Exactly. If a company wants to sell my data, they should have to make an explicit agreement with me to do that. If law enforcement wants data from my phone company, they should either produce a warrant or get my permission to release it. And so on.
If a company holds my data, they should be legally accountable for safeguarding it, and liable if it gets in the hands of someone I don’t have an agreement with. Banks do that with my money, I don’t see why social media companies should have any less expectation here.
And no, burying some form of consent in a TOS isn’t sufficient, it needs to be explicit and there needs to be a reasonable expectation that the customer understands the terms.
I’d say it also needs to be entirely optional and be opt-in only. Any service, program, whatever needs to work fully for anyone who doesn’t allow their data to be sold or released with extremely few exceptions.
They’re right, we should regulate or ban then too.
Technically, the second partof that bill bans sending user data to China for all companies, so it’s foreseeabke that they get fined into the dirt if nothing else.
I hope the Facebook multi-billion dollar fines act as precedent.
it’s foreseeabke that they get fined into the dirt if nothing else.
Or they just route the sale of traffic through a domestic data broker and buy “analysis” on the Chinese side of the legal fence. There are so many badly policed and underregulated aspects of the data business that this shit never amounts to more than publicity stunts.

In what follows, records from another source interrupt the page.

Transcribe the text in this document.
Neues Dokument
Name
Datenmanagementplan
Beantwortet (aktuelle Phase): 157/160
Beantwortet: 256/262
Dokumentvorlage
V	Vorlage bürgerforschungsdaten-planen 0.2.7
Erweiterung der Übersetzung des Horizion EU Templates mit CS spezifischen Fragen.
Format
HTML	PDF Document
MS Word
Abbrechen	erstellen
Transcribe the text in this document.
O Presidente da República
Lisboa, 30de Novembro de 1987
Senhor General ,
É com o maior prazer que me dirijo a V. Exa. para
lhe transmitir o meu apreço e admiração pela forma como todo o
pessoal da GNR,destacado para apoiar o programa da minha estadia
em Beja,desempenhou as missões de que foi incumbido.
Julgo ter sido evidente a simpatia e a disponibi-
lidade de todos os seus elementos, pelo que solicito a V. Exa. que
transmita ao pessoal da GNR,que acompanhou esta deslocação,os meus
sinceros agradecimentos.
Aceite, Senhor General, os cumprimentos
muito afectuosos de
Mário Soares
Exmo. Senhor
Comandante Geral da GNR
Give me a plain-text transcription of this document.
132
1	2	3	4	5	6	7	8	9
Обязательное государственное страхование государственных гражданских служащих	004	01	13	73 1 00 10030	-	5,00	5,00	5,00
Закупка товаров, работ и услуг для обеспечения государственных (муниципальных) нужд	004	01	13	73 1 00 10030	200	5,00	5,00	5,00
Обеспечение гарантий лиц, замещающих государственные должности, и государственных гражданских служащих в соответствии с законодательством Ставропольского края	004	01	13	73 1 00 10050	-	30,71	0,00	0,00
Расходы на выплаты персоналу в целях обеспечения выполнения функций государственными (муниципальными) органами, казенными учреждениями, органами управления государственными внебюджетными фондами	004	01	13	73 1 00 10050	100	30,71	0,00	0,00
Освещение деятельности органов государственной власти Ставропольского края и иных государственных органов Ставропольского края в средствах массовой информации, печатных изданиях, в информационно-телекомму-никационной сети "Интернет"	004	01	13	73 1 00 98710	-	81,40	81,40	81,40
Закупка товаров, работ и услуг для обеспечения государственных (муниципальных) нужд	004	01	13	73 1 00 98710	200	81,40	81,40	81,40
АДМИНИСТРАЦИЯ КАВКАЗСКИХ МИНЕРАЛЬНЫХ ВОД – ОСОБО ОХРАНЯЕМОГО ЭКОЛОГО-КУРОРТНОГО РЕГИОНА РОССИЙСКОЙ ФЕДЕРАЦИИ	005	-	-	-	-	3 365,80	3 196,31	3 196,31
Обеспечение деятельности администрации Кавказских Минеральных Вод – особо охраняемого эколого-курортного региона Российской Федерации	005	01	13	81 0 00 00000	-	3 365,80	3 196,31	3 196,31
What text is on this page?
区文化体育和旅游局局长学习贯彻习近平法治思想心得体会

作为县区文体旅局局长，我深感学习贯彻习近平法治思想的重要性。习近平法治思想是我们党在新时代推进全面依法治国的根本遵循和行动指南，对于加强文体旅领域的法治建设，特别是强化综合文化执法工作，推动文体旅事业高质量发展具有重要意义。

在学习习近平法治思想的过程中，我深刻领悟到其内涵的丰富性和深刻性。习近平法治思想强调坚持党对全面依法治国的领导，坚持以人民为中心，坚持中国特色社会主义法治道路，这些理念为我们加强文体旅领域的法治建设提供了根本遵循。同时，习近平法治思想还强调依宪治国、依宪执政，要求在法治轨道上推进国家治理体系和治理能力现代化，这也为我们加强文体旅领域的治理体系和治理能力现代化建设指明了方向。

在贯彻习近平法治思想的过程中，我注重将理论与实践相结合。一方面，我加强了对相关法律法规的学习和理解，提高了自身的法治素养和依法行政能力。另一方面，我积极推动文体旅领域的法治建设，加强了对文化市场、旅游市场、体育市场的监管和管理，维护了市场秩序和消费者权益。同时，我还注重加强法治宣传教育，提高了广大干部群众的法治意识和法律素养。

American trade with China only ever increases year-to-year, despite all the noise about a Trade War. Chinese based drop-shipping schemes only ever eat into our domestic market share, because American incomes are falling into line with the global average and that’s the kind of trade good international middle class workers can afford. And all this shit is getting blended together - Indian and Chinese businesses outsource to Indochina and Malaysia and Indonesia where labor is cheaper. Everything gets routed and flagged through Singapore anyway, so the real origin of a good is obscured by the time it lands on your doorstep. And nobody in the business of making money wants to pay a politician to do anything about this in practice.
Nobody is getting fined, much less into-the-dirt.
Or they just route the sale of traffic through a domestic data broker and buy “analysis” on the Chinese side of the legal fence. There are so many badly policed and underregulated aspects of the data business that this shit never amounts to more than publicity stunts.